God is very clear about sex outside of marriage. But what we can often interpret as punitive (and thus rebel from), God intends for protection and blessing.

As Rachel Collins says in the podcast, “God has this view of sex that is so much bigger.” Sex is an echo of the intimacy that Christ will have with His Bride. There is an eternal aspect to becoming one flesh that we can only gain glimpses of until Christ returns.

Harmony Dust obtained a glimpse of this through the perversion of this intimacy. She says, “I can look back and see that my soul became very tied to this person that I gave myself to at the age of fourteen.” Because of that “soul tie,” Harmony’s response was what so many of our responses are: detachment.

She explains, “As you become more and more detached from your body and your sexuality, as I did going to work as a stripper—by that time I was very detached—I could have sexual experiences with men all night long and I was very detached from the experience, so it didn’t have that same effect.  But I believe that sex as God designed has that intimacy and that closeness.”

When we detach from our sexuality and throw “pearls to swine” in non-marital sexual relationships, we are missing the profound blessing that God intends for sex that is with our husbands alone. We are also putting ourselves in the line of fire for physical, emotional, and spiritual damage.

“The idea that we are body, soul, and mind, and [yet] that we separate one act from the rest of our bodies… I can’t do one act with my body and not think that that doesn’t affect me mentally or that it doesn’t affect me spiritually,” Rachel explains.

Even if you can’t see the damage, you can exercise faith that God knows His stuff. You don’t have to see the damage to believe that it is real and that God means what He says.

But fear not!  If you have already had sex with your fiancé or with another partner, God can redeem your broken sexuality.  You can be a born-again virgin by the grace of Christ.

Harmony testifies, “I will say as a non-virgin, though, that there is grace as well. I have no intention—with God’s grace—of taking any sexual baggage, any emotional baggage from my past into my relationships. As I allow God to heal me, and as I allow my sins and my mistakes to be cast into the sea of forgetfulness and separated from me as far as the east is from the west, […] I can go into a relationship feeling confident and not ashamed because my sexuality is surrendered to God.”

Her point is pivotal: Surrender your sexuality to God!

As all three of the speakers point out, the question is not, “How far can I go?” The question is, “How much can I honor God?” Or, as Harmony phrases, “How do I honor God with my body? How do I express my sexuality in a way that’s healthy and honoring to Him?”

Where is your focus? Is your heart seeking to honor the Lord or to fulfill the desires of your own flesh?

Protecting your purity and treasuring your sexuality for the bounty of blessing that it brings in the marriage bed is one of the most difficult opportunities in our day and age to honor God as well as one of the most profound foundational investments for your marriage relationship.

As Craig Gross says so succinctly, “Our culture wants to make it [sex]—oh, this is not a big deal—but it is.
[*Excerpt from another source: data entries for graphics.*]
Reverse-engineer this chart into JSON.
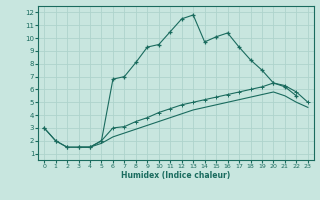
{
  "xlabel": "Humidex (Indice chaleur)",
  "ylabel": "",
  "bg_color": "#c8e6df",
  "grid_color": "#aed4cc",
  "line_color": "#1a6b5e",
  "xlim": [
    -0.5,
    23.5
  ],
  "ylim": [
    0.5,
    12.5
  ],
  "xticks": [
    0,
    1,
    2,
    3,
    4,
    5,
    6,
    7,
    8,
    9,
    10,
    11,
    12,
    13,
    14,
    15,
    16,
    17,
    18,
    19,
    20,
    21,
    22,
    23
  ],
  "yticks": [
    1,
    2,
    3,
    4,
    5,
    6,
    7,
    8,
    9,
    10,
    11,
    12
  ],
  "line1_x": [
    0,
    1,
    2,
    3,
    4,
    5,
    6,
    7,
    8,
    9,
    10,
    11,
    12,
    13,
    14,
    15,
    16,
    17,
    18,
    19,
    20,
    21,
    22
  ],
  "line1_y": [
    3.0,
    2.0,
    1.5,
    1.5,
    1.5,
    2.0,
    6.8,
    7.0,
    8.1,
    9.3,
    9.5,
    10.5,
    11.5,
    11.8,
    9.7,
    10.1,
    10.4,
    9.3,
    8.3,
    7.5,
    6.5,
    6.2,
    5.5
  ],
  "line2_x": [
    0,
    1,
    2,
    3,
    4,
    5,
    6,
    7,
    8,
    9,
    10,
    11,
    12,
    13,
    14,
    15,
    16,
    17,
    18,
    19,
    20,
    21,
    22,
    23
  ],
  "line2_y": [
    3.0,
    2.0,
    1.5,
    1.5,
    1.5,
    2.0,
    3.0,
    3.1,
    3.5,
    3.8,
    4.2,
    4.5,
    4.8,
    5.0,
    5.2,
    5.4,
    5.6,
    5.8,
    6.0,
    6.2,
    6.5,
    6.3,
    5.8,
    5.0
  ],
  "line3_x": [
    3,
    4,
    5,
    6,
    7,
    8,
    9,
    10,
    11,
    12,
    13,
    14,
    15,
    16,
    17,
    18,
    19,
    20,
    21,
    22,
    23
  ],
  "line3_y": [
    1.5,
    1.5,
    1.8,
    2.3,
    2.6,
    2.9,
    3.2,
    3.5,
    3.8,
    4.1,
    4.4,
    4.6,
    4.8,
    5.0,
    5.2,
    5.4,
    5.6,
    5.8,
    5.5,
    5.0,
    4.6
  ],
  "figsize": [
    3.2,
    2.0
  ],
  "dpi": 100
}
There’s nothing else like it.”

If this post applies to you and your fiancé, prayerfully commit right now to waiting to have sex again until you are in the holy bounds of marriage. It won’t be easy, but it will be worth it because you will be sacrificing in obedience for the sake of your loving Lord Jesus who truly knows the greatest good for you and your marriage.

Pray together with your fiancé, Jude 1:24-25:

Now to Him who is able to keep you from falling, and to make you stand without blemish in the presence of His glory with rejoicing, to the only God our Savior, through Jesus Christ our Lord, be glory, majesty, power, and authority, before all time and now and forever. Amen.